En 1606, buscando mejores cargos, viajó a España, donde dos años después publicó su novela pastoril Siglo de Oro en las selvas de Erifile[18] (escrita a imitación de la Arcadia de Sannazaro), apadrinada, entre otros, por Lope de Vega y Quevedo. En España también —como ya mencioné (cf. supra, n. II)—, en 1607 obtuvo el grado de doctor en la Universidad de Sigüenza aunque Balbuena aspiraba a un puesto en la metrópoli, lo que consiguió, en 1608, fue ser elegido abad de Jamaica, a donde partió a mediados de 1610. No era la administración de esta pequeña, pobre y remota colonia el fin que perseguía, por lo que siguió tratando de mejorar su situación. En 1619 fue nombrado obispo de Puerto Rico, aunque llegó a la isla en 1623.[19] Cinco años más tarde, el poeta tuvo la satisfacción de ver impresa, en España, su última obra, El Bernardo o la Victoria de Roncesvalles:[20] "el que pudo ser su primer libro, aquel en que había mucho del vigor juvenil de un bachiller entregado a la lectura de epopeyas cortesanas, que acariciaba ensueños de poderío en un pueblecito de la Nueva Galicia, Salió en 1624: veinte años después de publicada de la Grandeza mexicana”.[21]

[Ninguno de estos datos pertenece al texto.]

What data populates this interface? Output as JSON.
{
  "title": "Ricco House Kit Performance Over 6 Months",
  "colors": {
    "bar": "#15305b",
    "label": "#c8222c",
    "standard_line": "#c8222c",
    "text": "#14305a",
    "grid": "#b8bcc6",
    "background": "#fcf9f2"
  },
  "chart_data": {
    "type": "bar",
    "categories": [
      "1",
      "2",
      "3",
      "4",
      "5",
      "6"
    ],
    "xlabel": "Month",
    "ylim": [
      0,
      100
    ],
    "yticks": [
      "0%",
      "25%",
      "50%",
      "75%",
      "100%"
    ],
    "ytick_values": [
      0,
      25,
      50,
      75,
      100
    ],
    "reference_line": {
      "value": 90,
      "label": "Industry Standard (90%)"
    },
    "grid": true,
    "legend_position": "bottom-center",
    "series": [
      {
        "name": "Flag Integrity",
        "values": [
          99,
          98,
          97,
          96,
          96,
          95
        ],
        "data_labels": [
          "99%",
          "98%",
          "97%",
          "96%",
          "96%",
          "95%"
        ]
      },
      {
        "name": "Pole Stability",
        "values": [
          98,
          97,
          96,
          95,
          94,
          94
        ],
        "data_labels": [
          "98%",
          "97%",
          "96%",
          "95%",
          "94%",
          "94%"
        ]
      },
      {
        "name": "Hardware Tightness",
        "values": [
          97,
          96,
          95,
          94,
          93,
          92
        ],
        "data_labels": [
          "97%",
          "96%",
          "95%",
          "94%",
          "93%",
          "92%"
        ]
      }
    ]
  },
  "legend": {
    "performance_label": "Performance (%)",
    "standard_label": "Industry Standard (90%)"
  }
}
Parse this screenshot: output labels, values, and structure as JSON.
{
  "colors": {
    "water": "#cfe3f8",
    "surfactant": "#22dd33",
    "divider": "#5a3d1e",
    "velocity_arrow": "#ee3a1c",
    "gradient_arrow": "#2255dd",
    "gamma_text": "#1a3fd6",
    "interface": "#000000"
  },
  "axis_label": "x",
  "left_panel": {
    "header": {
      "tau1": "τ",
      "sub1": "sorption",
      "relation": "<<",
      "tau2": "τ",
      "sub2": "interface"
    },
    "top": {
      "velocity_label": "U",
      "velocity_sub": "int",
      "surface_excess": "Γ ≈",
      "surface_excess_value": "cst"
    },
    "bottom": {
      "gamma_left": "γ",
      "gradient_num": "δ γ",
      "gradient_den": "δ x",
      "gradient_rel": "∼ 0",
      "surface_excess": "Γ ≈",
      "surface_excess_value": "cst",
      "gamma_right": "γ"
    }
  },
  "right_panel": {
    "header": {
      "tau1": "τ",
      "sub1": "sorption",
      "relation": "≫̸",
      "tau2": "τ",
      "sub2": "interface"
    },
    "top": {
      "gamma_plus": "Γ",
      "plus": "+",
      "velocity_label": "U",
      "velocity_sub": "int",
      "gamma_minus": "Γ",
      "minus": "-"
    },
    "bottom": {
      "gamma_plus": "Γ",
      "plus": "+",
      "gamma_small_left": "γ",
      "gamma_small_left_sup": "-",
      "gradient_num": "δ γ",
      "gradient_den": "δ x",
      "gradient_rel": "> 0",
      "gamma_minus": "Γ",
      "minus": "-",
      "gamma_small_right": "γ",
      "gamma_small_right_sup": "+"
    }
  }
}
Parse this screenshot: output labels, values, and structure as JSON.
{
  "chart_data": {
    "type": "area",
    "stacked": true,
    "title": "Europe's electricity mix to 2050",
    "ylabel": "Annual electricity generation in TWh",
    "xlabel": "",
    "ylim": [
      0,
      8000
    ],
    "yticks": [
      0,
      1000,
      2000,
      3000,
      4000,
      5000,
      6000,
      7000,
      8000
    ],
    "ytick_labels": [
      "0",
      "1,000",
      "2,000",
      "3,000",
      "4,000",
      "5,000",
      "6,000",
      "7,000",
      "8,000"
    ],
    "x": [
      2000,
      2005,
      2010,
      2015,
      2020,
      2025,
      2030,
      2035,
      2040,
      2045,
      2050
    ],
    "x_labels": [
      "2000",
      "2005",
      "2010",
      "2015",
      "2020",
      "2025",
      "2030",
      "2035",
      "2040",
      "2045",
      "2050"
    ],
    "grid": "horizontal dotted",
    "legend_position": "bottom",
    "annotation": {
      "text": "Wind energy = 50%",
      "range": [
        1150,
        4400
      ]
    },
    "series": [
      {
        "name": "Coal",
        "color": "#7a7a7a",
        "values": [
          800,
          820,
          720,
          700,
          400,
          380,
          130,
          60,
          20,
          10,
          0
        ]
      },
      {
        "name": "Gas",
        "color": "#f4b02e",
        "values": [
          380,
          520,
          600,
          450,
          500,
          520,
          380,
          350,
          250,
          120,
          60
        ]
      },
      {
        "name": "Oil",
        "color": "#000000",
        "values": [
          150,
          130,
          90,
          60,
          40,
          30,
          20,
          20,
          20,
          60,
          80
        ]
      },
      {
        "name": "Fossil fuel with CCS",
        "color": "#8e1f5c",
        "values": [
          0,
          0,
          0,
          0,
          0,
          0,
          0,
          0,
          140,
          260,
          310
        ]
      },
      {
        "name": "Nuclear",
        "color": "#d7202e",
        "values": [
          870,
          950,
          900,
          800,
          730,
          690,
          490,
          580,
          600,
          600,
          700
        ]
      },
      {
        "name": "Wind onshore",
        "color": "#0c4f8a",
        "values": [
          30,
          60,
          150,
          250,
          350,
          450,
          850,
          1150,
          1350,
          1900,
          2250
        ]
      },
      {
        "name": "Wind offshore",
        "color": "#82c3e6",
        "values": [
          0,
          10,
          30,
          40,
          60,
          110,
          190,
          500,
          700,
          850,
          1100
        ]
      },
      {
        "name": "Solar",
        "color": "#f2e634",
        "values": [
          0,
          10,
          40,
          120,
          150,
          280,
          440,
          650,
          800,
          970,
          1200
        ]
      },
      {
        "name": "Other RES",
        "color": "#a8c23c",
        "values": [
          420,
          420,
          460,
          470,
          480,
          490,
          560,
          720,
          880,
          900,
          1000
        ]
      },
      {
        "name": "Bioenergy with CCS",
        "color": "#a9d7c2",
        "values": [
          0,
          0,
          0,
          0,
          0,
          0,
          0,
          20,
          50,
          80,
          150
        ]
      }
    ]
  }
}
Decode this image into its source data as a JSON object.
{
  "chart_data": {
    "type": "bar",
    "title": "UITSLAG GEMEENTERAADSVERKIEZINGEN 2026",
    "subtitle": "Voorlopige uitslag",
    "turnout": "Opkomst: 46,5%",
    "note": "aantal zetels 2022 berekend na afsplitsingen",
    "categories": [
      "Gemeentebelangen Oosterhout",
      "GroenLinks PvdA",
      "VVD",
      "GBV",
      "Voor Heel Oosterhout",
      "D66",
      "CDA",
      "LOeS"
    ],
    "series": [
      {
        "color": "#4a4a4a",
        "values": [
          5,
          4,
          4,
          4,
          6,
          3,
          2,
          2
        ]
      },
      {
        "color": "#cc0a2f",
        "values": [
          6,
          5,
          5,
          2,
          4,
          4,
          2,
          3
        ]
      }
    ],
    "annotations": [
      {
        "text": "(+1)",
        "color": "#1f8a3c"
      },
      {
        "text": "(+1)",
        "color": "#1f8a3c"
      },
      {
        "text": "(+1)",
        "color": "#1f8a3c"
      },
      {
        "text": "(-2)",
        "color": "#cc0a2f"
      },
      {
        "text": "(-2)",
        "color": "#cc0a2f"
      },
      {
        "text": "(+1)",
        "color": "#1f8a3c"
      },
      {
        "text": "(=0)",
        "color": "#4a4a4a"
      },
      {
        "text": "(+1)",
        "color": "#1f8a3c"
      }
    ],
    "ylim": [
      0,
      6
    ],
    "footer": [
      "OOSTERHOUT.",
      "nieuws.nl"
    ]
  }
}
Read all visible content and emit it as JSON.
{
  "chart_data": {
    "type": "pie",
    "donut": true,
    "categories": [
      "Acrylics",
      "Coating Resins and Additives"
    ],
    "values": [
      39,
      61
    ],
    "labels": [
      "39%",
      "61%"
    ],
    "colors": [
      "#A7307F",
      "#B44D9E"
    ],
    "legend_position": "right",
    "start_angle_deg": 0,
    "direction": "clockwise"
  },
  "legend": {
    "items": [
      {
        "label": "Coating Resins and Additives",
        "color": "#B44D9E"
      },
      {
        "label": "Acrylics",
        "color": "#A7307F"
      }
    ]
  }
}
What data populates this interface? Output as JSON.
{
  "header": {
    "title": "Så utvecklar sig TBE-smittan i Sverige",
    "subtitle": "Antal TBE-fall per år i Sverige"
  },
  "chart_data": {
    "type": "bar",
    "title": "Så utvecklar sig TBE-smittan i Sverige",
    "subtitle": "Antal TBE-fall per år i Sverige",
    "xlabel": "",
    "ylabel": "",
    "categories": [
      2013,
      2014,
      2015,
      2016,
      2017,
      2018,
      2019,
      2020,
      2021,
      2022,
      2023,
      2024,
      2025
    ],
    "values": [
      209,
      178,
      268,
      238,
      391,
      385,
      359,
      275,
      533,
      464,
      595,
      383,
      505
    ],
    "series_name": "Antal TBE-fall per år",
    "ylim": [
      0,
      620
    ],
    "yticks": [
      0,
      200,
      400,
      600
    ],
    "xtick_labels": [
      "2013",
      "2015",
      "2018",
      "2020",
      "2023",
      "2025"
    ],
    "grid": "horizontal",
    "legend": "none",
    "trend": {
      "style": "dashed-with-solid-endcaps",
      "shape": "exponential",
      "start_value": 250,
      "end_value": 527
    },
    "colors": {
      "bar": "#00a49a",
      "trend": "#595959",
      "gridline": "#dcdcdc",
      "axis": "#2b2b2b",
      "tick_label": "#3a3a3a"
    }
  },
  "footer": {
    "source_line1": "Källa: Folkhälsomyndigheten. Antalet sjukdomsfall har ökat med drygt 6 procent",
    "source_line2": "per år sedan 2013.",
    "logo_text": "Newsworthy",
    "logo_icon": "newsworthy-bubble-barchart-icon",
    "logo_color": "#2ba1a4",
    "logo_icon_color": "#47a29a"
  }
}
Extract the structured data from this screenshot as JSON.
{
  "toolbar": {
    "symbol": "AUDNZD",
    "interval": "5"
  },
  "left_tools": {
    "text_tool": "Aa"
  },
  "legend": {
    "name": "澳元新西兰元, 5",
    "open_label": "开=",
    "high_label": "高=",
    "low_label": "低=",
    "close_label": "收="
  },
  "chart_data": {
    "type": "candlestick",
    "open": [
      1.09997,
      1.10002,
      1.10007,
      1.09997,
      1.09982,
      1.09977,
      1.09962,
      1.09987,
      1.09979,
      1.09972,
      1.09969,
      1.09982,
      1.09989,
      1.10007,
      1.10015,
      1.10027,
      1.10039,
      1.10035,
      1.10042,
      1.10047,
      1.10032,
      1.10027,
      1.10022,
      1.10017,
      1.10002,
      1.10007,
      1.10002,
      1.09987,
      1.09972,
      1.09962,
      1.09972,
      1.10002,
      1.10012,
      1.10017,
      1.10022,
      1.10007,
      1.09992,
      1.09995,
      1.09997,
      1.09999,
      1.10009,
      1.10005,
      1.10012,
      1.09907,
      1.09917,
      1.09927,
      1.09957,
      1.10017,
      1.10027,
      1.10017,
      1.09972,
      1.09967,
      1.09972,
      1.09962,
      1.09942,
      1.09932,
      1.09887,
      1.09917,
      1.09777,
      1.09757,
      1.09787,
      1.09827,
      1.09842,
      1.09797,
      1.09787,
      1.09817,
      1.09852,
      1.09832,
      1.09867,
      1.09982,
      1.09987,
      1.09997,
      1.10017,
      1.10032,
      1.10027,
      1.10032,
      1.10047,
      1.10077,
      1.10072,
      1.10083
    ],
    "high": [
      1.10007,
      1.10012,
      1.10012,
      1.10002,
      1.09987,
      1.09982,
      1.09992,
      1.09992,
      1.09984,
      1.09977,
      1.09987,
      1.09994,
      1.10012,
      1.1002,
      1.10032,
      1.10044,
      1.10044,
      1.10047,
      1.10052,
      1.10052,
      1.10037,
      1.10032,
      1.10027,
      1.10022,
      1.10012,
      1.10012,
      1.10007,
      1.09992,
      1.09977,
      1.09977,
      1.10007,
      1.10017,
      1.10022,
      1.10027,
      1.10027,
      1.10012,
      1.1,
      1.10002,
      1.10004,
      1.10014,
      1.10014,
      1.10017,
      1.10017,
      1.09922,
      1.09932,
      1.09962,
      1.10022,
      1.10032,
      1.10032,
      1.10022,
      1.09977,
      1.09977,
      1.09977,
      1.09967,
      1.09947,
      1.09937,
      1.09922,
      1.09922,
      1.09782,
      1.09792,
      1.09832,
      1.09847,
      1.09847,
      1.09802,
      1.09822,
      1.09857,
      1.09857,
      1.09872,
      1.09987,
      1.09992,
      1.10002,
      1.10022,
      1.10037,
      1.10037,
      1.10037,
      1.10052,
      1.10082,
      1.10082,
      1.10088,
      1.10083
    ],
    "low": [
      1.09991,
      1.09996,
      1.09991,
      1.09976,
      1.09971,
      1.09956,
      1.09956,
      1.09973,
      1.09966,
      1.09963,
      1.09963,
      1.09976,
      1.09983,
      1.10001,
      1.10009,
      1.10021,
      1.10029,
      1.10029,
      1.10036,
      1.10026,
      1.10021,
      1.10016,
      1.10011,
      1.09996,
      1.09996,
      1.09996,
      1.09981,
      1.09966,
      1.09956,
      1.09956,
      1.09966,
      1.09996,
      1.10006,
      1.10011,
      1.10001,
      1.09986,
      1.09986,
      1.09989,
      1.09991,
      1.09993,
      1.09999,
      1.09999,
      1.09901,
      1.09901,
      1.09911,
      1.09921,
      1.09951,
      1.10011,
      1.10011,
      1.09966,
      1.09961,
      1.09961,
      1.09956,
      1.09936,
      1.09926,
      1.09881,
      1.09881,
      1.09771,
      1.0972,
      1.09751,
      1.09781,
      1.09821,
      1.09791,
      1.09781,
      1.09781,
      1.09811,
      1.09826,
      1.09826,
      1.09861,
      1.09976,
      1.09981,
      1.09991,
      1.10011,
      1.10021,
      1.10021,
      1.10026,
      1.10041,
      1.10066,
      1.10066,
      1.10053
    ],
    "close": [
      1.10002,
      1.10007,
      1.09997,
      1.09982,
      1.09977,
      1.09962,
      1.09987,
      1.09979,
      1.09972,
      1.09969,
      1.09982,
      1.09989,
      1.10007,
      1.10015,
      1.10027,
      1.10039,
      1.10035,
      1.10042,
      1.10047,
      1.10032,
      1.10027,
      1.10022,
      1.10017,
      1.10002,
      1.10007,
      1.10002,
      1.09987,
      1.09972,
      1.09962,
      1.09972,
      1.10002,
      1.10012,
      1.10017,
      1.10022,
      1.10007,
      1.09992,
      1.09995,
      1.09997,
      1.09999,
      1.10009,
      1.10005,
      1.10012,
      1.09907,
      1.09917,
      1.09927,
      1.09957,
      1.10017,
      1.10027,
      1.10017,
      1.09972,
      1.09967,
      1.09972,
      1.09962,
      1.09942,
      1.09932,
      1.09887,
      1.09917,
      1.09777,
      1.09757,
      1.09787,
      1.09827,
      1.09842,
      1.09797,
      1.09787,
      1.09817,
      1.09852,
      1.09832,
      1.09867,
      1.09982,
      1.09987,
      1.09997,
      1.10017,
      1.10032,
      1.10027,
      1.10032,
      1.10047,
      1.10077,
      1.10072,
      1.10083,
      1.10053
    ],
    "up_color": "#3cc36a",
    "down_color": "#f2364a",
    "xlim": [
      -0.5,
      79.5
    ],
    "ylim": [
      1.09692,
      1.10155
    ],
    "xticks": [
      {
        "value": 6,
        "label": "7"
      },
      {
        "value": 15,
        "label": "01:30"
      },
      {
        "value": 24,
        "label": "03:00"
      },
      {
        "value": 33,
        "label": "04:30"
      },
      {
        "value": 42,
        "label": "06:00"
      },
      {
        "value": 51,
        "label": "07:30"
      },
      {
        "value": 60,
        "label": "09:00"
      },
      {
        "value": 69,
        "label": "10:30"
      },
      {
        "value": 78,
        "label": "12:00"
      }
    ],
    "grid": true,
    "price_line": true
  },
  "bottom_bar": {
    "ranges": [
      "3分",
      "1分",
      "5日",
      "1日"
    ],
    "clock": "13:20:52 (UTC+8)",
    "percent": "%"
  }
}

En Puerto Rico, en sus últimos años, Balbuena sufrió la pérdida de su biblioteca y de su casa, durante un ataque de piratas holandeses a San Juan de Puerto Rico en 1625.[22] Murió dos años más tarde, el II de octubre de 1627.

El Siglo de Oro, Grandeza mexicana y El Bernardo no fue lo único que escribió Balbuena. Hay otras obras de menor aliento e importancia e, incluso, obras perdidas. Esas obras menores forman parte no del poema, pero sí del volumen que contiene la Grandeza mexicana. La primera es una Canción al excelentísimo Conde de Lemos y Andrade, Marqués de Sarria, Presidente del Real Consejo de Indias, poesía encomiástica de circunstancia, de poco valor. La segunda, con las mismas características, se titula Al doctor don Antonio de Ávila y Cadena, arcediano de la Nueva Galicia. Dentro de este documento, conocido como Carta al Arcediano, están incluidas las cuatro composiciones juveniles que le fueron premiadas en otros tantos certámenes. Estos son: las redondillas “Carta en que Cristo consuela al alma”, del certamen de Corpus Christi de 1585; otras redondillas parte de las fiestas para recibir al virrey marqués de Villamanrique, en 1586; otra composición en redondillas “Carta al rey Felipe ii, que está en el cielo, en agradecimiento de haber enviado por virrey a Don Luis de Velasco”, del certamen de recepción al virrey en 1590, dentro del cual también triunfó con unas quintillas tituladas “Exposición de una empresa de tres diademas y siete letras sobre ellas que decían ALEGRÍA”. Todas estas composiciones tienen un interés meramente histórico: obras juveniles que dan cuenta de la afición y auténtica vocación por las letras y los versos de Bernardo de Balbuena. Otro testimonio de esa vocación, aunque es difícil saber si se trata de una obra juvenil, es el escrito que se encuentra al final del volumen de la Grandeza mexicana, en prosa, sin relación con la obra principal, que el autor llama “Compendio apologético en alabanza de la poesía”: una auténtica “poética” y posiblemente de los primeros “ensayos” sobre el  tema, escritos en Nueva España.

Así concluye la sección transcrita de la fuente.